La prima protesta contro il governo di Jan Jan Jansa

Mercoledì 2 settembre, alle ore 18, è prevista la prima protesta contro il governo del primo ministro Janez Janša in piazza Repubblica a Lubiana, organizzata da "Glas ljudstva" (Voice of the People). La richiesta principale è la dimissioni immediate del parlamentare Boris Mijič, la cui società Progros deve decine di migliaia di euro allo stato e agli ex dipendenti.
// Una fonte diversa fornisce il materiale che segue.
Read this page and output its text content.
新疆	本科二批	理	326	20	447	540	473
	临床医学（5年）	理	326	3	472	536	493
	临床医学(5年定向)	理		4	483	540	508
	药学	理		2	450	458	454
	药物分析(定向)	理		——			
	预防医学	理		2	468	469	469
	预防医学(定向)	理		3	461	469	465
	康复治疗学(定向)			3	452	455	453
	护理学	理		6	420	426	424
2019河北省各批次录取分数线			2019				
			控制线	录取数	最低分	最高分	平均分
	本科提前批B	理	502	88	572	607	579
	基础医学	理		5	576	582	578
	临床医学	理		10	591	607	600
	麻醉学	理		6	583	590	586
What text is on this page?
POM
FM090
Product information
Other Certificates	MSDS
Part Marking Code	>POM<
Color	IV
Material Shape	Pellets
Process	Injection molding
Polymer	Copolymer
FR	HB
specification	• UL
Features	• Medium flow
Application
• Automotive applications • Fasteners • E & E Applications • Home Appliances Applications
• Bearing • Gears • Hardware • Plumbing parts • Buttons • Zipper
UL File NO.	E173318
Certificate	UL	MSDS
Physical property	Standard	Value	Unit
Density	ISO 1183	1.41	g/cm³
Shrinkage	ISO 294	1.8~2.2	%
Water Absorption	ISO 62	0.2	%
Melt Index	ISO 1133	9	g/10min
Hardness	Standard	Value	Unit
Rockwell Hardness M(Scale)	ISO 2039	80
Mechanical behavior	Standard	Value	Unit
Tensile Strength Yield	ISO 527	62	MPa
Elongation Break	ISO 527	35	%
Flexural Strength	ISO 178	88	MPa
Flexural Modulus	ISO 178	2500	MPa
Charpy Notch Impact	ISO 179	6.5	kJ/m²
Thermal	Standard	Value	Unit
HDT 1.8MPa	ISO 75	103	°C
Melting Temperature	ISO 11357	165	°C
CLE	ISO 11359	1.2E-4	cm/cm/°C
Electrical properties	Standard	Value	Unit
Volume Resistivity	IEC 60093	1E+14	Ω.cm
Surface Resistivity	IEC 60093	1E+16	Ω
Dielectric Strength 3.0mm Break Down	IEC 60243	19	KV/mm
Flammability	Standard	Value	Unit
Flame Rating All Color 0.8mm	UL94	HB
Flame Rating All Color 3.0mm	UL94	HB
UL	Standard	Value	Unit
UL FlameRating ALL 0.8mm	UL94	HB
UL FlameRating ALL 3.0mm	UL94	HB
I manifestanti mirano anche a evidenziare altre politiche governative, tra cui le proposte di modifica della legge che disciplina RTVS (emittente pubblica), condizioni più severe per il ricongiungimento familiare per gli stranieri e il prossimo referendum su una "legge di intervento per lo sviluppo della Slovenia", che i critici chiamano "legge per lo smantellamento della Slovenia".

RTVS, l'organizzazione di radiodiffusione pubblica della Slovenia, ha annunciato l'intenzione di tagliare 20 trasmissioni sportive dal vivo come parte di più ampie riduzioni di bilancio che interessano la sua programmazione. La decisione arriva in mezzo a discussioni in corso sul futuro delle tasse di licenza televisiva obbligatorie e sulle modifiche del quadro giuridico che disciplina le operazioni di RTVS. Il consiglio di amministrazione ha approvato una risoluzione per tenere una sessione speciale il 9 settembre per affrontare queste questioni, invitando esperti a fornire un contributo sulle implicazioni dell'abolizione del pagamento obbligatorio. I membri del consiglio erano particolarmente interessati a come RTVS si impegnerebbe con il prossimo referendum consultivo sull'abolizione della tassa televisiva obbligatoria.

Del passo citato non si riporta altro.